Does your crawler obey robots.txt rules?

2 comments

Probably they don't, because so much of the web has robots files like

User-Agent: established_company

Allow: /some-stuff

User-Agent: *

Disallow: /

# keeps out filthy peasants

And you're either stuck following them, and not having data that would be offered up for free if you were someone else, or being a bad person and ignoring it. You don't really see the services that follow the rules.

Also, good paper on how much being on robots.txt preferred helps, which makes you a better product, which makes you more preferred...

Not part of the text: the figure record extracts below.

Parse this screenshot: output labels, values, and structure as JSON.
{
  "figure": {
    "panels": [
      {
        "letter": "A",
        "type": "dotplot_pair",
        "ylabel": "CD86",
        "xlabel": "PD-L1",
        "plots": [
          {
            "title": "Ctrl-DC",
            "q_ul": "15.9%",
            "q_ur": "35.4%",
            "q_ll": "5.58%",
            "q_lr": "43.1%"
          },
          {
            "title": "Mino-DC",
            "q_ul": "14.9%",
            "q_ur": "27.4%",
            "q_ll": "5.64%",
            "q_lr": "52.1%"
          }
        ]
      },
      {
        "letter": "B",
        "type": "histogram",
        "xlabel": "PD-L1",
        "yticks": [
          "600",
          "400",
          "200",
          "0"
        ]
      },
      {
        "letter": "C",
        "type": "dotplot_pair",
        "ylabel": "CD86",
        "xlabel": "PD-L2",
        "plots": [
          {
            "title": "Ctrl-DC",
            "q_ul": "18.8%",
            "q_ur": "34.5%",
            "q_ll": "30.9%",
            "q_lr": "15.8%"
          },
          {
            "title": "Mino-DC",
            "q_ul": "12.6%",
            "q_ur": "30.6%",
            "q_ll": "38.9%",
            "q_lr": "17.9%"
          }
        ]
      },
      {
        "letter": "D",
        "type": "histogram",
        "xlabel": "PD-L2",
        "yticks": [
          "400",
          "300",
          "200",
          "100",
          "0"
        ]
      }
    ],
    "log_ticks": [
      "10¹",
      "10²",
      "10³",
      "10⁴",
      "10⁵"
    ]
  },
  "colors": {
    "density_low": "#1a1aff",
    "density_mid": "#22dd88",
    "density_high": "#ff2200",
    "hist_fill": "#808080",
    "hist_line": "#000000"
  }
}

https://etda.libraries.psu.edu/paper/9230/4516

Tom, that most likely wasn't us.

We don't spider retailer websites. That means we don't follow links or go hardcore on building a database of products.

We hit your website:

* if someone has asked us information about a product url

* when we place an order

* weekly for regression tests

Ping us on contact@ and we're more than happy to jump on a call and describe exactly what we're doing. Most of the time we're completely un-noticeable except for the fact that you're getting more orders.

We know for sure nobody is spidering through us.

thanks for the confirmation. how do you get the product URL in the first place?
That's the app developer's responsibility.
Is there any caching that goes on here? I would presume not as the vendors prices could change prices / details at any point.